Только когда он сел и рассказал все по порядку, стало понятно, что с ним произошло.
С двумя товарищами, под стать ему, Владо отправился во Врело Босне[54]. Здесь они пили и пели всю ночь напролет. («А что такое летняя ночь? Не успеешь оглянуться, ее уже нет».) На заре в наемной коляске двинулись обратно в Сараево и по дороге встретили отару овец с молодняком, только-только появившимся на свет божий. Коляска с трудом продиралась сквозь густую волнующую массу, от которой несло шерстью, молоком и пылью. Вначале это едва не испортило им настроение, но потом происшествие показалось забавным.
В душах молодых людей, возбужденных ночным звоном бокалов и струн, такие рассветы рождают тягу к подвигам. Нет ничего, что в подобные минуты не могло бы прийти им в голову и что они не были бы готовы осуществить немедленно. Один из друзей предложил купить сообща отару, пригнать ее в Сараево, продать, а барыши поделить поровну. Все трое загорелись этой идеей. Пастух, который гнал отару, сказал, что хозяин находится в Алипашином Мосту[55]. Добравшись до постоялого двора в Алипашином Мосту, они нашли там владельца овец, толстого и хитрого барышника. Вначале тот решительно отклонил предложение веселых баричей. По когда те взялись серьезно и настойчиво предлагать сделку, заломил несусветную цену. Покупка была совершена по фантастической цене, по меньшей мере на тридцать процентов выше рыночной. Молодые люди выложили все деньги, что были при них, купили шестьдесят одну голову и одиннадцать сосунков и погнали отару в Сараево. Но уже дорогой пыл их но улегся, и они пожалели о случившемся прежде, чем вернулись в город. День был как раз базарный, и они сразу свернули на скотный рынок. Только тут они увидели, что продать такое стадо оптом нелегкое дело. Наконец, вся эта история им осточертела, и они оставили слугу завершить операцию, разумеется, с неизбежным убытком.

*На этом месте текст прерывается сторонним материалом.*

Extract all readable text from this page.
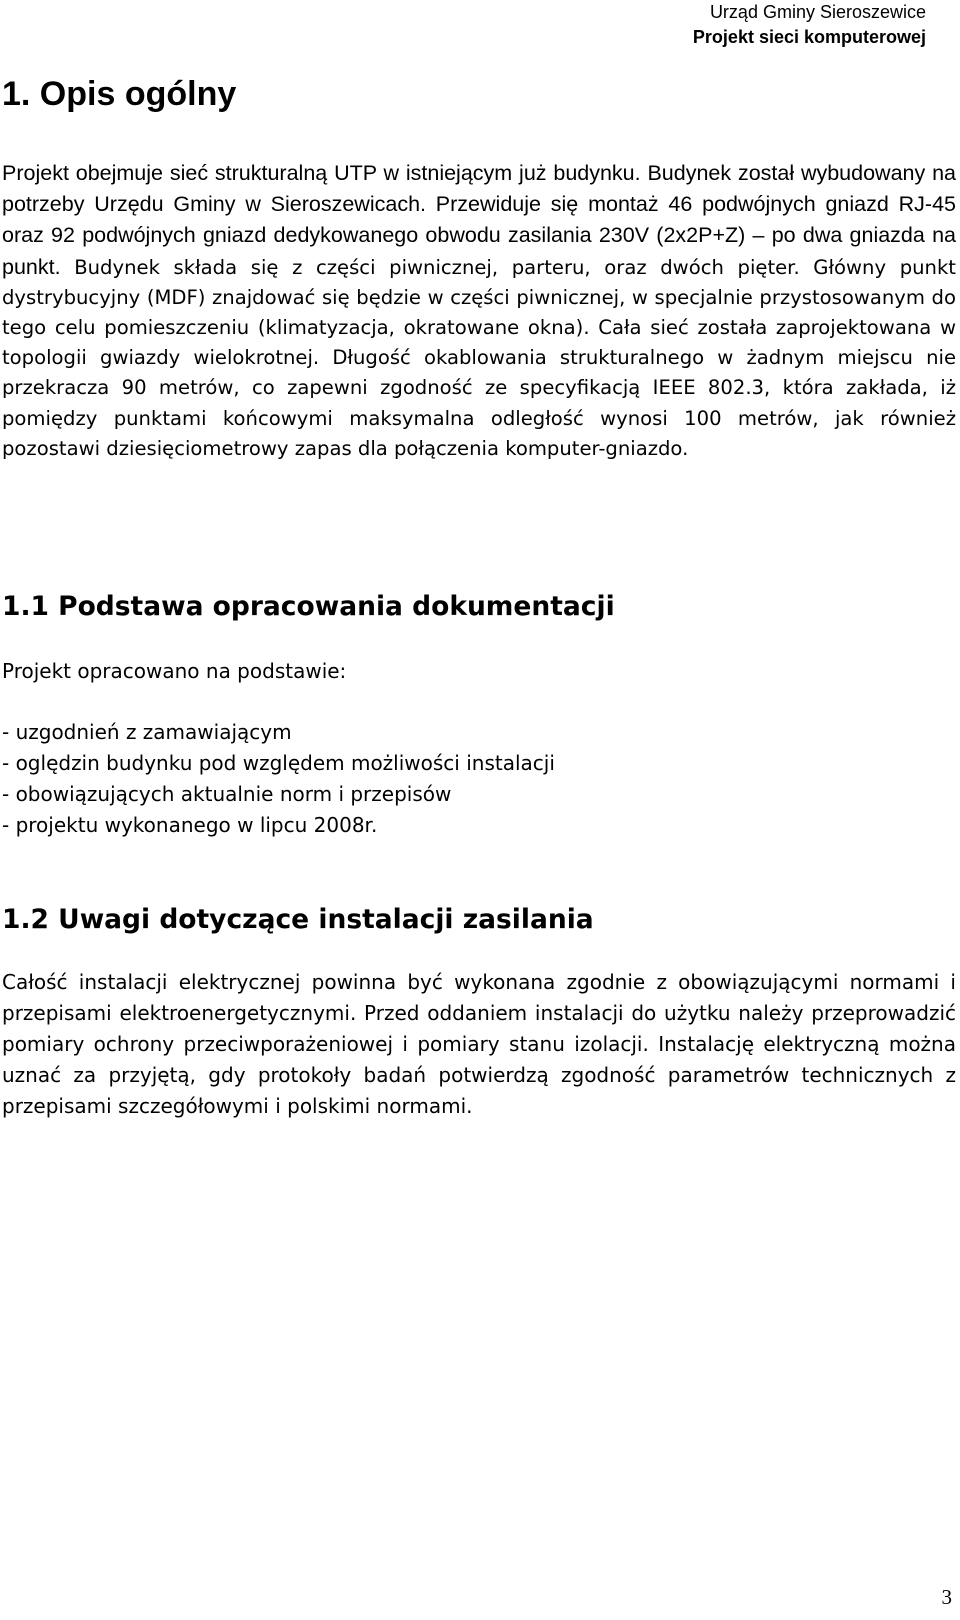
Urząd Gminy Sieroszewice
Projekt sieci komputerowej
1. Opis ogólny

Projekt obejmuje sieć strukturalną UTP w istniejącym już budynku. Budynek został wybudowany na potrzeby Urzędu Gminy w Sieroszewicach. Przewiduje się montaż 46 podwójnych gniazd RJ-45 oraz 92 podwójnych gniazd dedykowanego obwodu zasilania 230V (2x2P+Z) – po dwa gniazda na punkt. Budynek składa się z części piwnicznej, parteru, oraz dwóch pięter. Główny punkt dystrybucyjny (MDF) znajdować się będzie w części piwnicznej, w specjalnie przystosowanym do tego celu pomieszczeniu (klimatyzacja, okratowane okna). Cała sieć została zaprojektowana w topologii gwiazdy wielokrotnej. Długość okablowania strukturalnego w żadnym miejscu nie przekracza 90 metrów, co zapewni zgodność ze specyfikacją IEEE 802.3, która zakłada, iż pomiędzy punktami końcowymi maksymalna odległość wynosi 100 metrów, jak również pozostawi dziesięciometrowy zapas dla połączenia komputer-gniazdo.

1.1 Podstawa opracowania dokumentacji

Projekt opracowano na podstawie:

- uzgodnień z zamawiającym
- oględzin budynku pod względem możliwości instalacji
- obowiązujących aktualnie norm i przepisów
- projektu wykonanego w lipcu 2008r.
1.2 Uwagi dotyczące instalacji zasilania

Całość instalacji elektrycznej powinna być wykonana zgodnie z obowiązującymi normami i przepisami elektroenergetycznymi. Przed oddaniem instalacji do użytku należy przeprowadzić pomiary ochrony przeciwporażeniowej i pomiary stanu izolacji. Instalację elektryczną można uznać za przyjętą, gdy protokoły badań potwierdzą zgodność parametrów technicznych z przepisami szczegółowymi i polskimi normami.

3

Райка и смеялась над легкомыслием юнцов, которым бы уже давно пора стать самостоятельными людьми, и горько плакала над их безрассудным мотовством и забавами. Все же она хотела знать, сколько они отдали за голову и во что выльется убыток. Но Владо только смеялся и вместо ответа подносил к ее лицу безмятежного белого сосунка.
Ягненка оставили в доме, он сделался ручным и бегал по двору, как собачонка. К нему так привязались, что ни у кого не хватало духа заколоть его, и через некоторое время ягненка продали мяснику.
Потом наступил последний год жизни дядюшки Владо, двадцать третий. Год выдался мучительный — долги, тяжбы, конфискация, разорение и, наконец, болезнь. Умер Владо в Дубровнике, в одном из отелей на другой день по приезде, в полном одиночестве, захлебнувшись кровью. Гостиничная прислуга растащила то немногое, что у него сохранилось от прежних времен. Даже для собственной смерти он избрал самый дорогой путь из всех возможных!